Перед вечером его разбудил грохот экспресса. Он открыл глаза и некоторое время ничего не мог понять: он лежал один на большой кровати, ближе к стене, руки и ноги ему точно кто-то вытянул, и так они и остались лежать, словно из них вынули кости, и он не мог пошевелить ногами, как после долгой ходьбы. За день выпало много снегу, а затем началась оттепель, и в мертвой тишине было слышно, как с крыши все что-то капает, течет по стенам и оконным стеклам, временами просачивается через потолок на камин, и по камину, который топят коксом, размазывается грязь.
Где же он? Что он тут делает?
Сад отсвечивал белым, и оттого белой казалась вся комната и освещенный снизу большой портрет Фанни, висевший напротив, и тут он вспомнил о своем падении, но оно ничуть не удивило его. Как только Госсен сюда вошел, как только увидел эту кровать, он почувствовал себя снова в плену, почувствовал, что погиб. Простыни притягивали его к себе, как пропасть, и он подумал: «Если я паду, то уже безвозвратно и навсегда». Так именно и случилось. И наряду с унылым отвращением к собственной бесхребетности он испытывал как бы некоторое облегчение при мысли, что ему уже не выбраться из трясины, он был счастлив жалким счастьем раненого, который дотащил свое истекающее кровью тело до навозной кучи, чтобы тут и умереть, и, уже не в силах страдать и бороться за жизнь, видя, как хлещет кровь из открытых ран, блаженно погружается в мягкое и зловонное тепло.
Теперь ему оставалось нечто до ужаса простое. Вернуться после измены к невесте, попробовать жить на две семьи, как де Поттер?.. Нет, так низко он еще не пал… Он напишет Бушро, великому психологу, первому, кто изучил и описал болезни воли, и предложит его вниманию тяжелый случай, историю своей жизни, начиная с той минуты, когда он впервые встретил эту женщину и она взяла его за руку, и кончая нынешним днем, когда ему казалось, что он уже спасен, когда он был счастлив безмерно, когда он был упоен своим счастьем и когда она вновь завладела им, прибегнув к чарам прошлого, отвратительного прошлого, в котором любовь занимала такое небольшое место и где властвовали постыдная привычка и порок, въевшийся в кости…

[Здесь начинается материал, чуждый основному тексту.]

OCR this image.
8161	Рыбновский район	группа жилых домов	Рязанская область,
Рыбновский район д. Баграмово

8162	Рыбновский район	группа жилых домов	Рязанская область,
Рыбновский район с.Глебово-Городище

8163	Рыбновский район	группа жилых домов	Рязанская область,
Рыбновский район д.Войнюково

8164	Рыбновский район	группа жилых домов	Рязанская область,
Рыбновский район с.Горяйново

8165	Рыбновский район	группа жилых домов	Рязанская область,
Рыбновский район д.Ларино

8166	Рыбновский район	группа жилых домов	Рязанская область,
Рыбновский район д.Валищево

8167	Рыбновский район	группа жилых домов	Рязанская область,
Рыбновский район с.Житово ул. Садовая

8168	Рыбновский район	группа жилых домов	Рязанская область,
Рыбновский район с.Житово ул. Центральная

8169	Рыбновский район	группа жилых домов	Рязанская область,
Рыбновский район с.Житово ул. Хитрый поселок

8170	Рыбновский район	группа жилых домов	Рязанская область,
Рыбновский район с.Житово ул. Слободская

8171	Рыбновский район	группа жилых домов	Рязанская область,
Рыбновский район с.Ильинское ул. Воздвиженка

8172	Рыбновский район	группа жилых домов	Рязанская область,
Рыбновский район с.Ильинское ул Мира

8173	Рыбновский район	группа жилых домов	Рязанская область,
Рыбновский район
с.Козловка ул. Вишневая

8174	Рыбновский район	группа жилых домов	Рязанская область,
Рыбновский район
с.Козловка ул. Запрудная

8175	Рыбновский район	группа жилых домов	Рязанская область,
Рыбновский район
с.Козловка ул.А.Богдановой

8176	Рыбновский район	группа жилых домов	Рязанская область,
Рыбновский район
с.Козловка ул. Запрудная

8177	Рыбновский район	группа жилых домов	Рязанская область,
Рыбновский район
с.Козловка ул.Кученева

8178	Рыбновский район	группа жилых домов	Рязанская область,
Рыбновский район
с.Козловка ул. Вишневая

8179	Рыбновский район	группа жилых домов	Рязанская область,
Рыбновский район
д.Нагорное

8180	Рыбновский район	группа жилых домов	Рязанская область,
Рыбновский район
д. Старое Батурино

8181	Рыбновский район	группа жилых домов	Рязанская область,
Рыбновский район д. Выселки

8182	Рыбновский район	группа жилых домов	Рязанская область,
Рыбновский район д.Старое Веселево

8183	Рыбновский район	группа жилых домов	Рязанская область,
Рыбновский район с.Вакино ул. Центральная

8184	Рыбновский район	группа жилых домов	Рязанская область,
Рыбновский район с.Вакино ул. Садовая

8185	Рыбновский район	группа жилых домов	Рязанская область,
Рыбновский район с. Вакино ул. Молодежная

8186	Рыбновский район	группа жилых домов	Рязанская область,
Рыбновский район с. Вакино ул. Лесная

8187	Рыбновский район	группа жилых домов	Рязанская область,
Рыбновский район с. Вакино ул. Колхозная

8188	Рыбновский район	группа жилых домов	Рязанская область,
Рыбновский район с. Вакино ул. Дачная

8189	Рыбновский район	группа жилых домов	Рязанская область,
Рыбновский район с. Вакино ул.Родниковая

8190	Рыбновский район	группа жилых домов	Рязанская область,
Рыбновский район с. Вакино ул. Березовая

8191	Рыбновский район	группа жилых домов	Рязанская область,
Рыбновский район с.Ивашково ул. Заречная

Дверь отворилась. Чтобы не разбудить его, Фанни кралась на цыпочках. Из-под полуопущенных век он смотрел на нее, крепкую, подвижную, сразу помолодевшую, а она грела у камина ноги, которые промочила в саду, и все поглядывала на него с той легкой улыбкой, какую он заметил у нее утром во время объяснения. Потом взяла пачку мэрилендского табаку, лежавшую где всегда, набила папиросу и направилась в другую комнату, но он остановил ее.
– А, ты уже не спишь?
– Нет… Поди ко мне… Давай поговорим.
Слегка озадаченная торжественностью его тона, она присела на край кровати.
– Фанни!.. Уедем отсюда!
Сперва она решила, что это он говорит только для того, чтобы ее испытать. Но он стал входить в такие подробности, что она разуверилась. Есть вакантная должность в Арике. Он попросит, чтобы его туда назначили. Получит он назначение недели через две, а за это время она успеет уложиться.
– А как же твоя женитьба?
– Ни слова больше о моей женитьбе!.. Это уже непоправимо… Теперь мне ясно, что все кончено, что я не в силах уйти от тебя.
– Бедное дитя! – сказала она с печальной и чуть-чуть пренебрежительной нежностью и, несколько раз подряд затянувшись, спросила: – А это далеко?
– Что, Арика?.. Очень далеко, в Перу… – ответил Госсен и совсем тихо прибавил: – Фламану туда не добраться…
Окутавшись облаком дыма, она задумчиво и загадочно молчала. А он все держал ее руку в своей, гладил ей плечо, затем, убаюканный капелью, падавшей вокруг домика, прикрыл глаза и начал медленно погружаться в тину.